In order to decide whether we live decent, moral lives we have to define common basic characteristics of decency and morality. Those characteristics have to be alike for Jews and Christians of different spiritual streams from the ultra-Orthodox to the ultra-Atheists. In the Judeo-Christian world, without One God at the first place with His Torah/Bible-codified rules for decent, moral behavior, it is impossible to have decent, moral lives. The current rules for “decent, moral behavior” are different for many Jewish communities as well as for many Christian communities.
Here are just a few examples. Some believe in the decency of socialism-inspired redistribution of wealth with the “helping hand” of the government while the others support free-market capitalist system with the mitzvah/charity helping hands. Some believe in the absolute morality of “do not do to the others what I do not want to be done to me” while the others consider to be just the severe punishment of devilish people. Some believe that only a family of man-woman-children is decent and moral while the others do not see anything wrong with a gay family. Some believe the decency demands considering a person to be Jewish if he himself believe so while the others trust in a rabbi’s decision on the Jewishness.
Thus, what principles are decent and moral enough to be used for building a better world for everybody, even for everybody inside the Jewish nation? I do not see any other approach but – in the course of competitive spiritual and peaceful discussions – to find it in the guidance of God at the first place.
The history tried to do it without God as was done for example in Stalin’s Russia, in Hitler’s Germany and in Mao’s China and the result was millions and millions of murdered people.
From the news media:
An Israeli rabbinical court did not accept a conversion by an Orthodox rabbi who also helped Ivanka Trump become Jewish.
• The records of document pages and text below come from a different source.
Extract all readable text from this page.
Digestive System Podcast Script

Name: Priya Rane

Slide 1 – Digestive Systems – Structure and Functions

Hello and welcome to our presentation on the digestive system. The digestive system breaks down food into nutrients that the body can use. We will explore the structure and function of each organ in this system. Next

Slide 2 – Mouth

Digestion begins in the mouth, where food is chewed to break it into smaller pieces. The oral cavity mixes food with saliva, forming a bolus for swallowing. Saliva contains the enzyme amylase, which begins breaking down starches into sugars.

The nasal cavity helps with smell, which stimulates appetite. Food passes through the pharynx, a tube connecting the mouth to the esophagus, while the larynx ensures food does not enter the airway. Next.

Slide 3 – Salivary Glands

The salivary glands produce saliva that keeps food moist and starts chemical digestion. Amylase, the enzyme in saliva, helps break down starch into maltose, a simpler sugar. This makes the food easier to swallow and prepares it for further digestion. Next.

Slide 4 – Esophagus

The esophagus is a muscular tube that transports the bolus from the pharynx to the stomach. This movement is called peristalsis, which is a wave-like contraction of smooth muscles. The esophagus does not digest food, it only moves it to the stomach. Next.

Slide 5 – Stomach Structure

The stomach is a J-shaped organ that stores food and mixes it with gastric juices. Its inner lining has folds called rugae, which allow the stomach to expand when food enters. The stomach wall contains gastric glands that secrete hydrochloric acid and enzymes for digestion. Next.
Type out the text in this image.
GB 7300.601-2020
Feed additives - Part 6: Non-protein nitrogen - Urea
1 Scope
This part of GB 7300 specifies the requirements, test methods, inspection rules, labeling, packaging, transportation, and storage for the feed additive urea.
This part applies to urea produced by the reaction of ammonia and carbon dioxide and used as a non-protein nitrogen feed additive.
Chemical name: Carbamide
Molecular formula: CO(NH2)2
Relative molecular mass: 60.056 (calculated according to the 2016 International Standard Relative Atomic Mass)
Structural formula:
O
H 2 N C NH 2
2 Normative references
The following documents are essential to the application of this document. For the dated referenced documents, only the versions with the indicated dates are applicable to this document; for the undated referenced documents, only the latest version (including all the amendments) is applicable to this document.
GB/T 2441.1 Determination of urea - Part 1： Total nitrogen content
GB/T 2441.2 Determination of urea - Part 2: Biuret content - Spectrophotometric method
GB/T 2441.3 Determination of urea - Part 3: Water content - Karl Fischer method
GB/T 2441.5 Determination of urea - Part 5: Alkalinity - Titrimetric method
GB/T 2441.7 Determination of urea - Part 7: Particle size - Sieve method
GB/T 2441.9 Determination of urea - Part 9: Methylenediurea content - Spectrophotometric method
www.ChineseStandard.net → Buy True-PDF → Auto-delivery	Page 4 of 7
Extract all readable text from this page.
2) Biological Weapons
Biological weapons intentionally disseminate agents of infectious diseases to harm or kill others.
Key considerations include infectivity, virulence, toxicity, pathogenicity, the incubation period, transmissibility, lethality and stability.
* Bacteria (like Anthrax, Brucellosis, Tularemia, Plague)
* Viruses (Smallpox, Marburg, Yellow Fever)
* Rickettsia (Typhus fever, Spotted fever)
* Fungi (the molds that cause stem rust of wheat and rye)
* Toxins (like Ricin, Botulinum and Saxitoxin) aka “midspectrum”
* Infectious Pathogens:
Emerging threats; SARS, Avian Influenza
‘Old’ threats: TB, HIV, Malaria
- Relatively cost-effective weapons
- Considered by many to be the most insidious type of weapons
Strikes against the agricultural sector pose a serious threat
In the latest case exemplifying the tension between Israel’s rabbinate and Orthodox groups in the Diaspora, a religious court prevented the marriage of an Israeli man and an American woman, who converted under a well-respected New York rabbi, Haskel Lookstein.
And in an unusual twist, which has brought the case into the limelight, Lookstein is also the rabbi who converted Ivanka Trump and officiated at her wedding to Jewish real-estate scion Jared Kushner, an advisor for presumptive Republican nominee Donald Trump.
That is one more example of bad moral rabbinical prescripts as the result of removing God from finding proper Torah/Bible-guided decisions.
At Mount Sinai, some human tribe had become Jewish since it decided to follow the God’s prescriptions on “decent, moral lives”. If somebody decides now to follow these prescriptions, this person is Jewish by God’s definition, and no human rabbinical court can change it.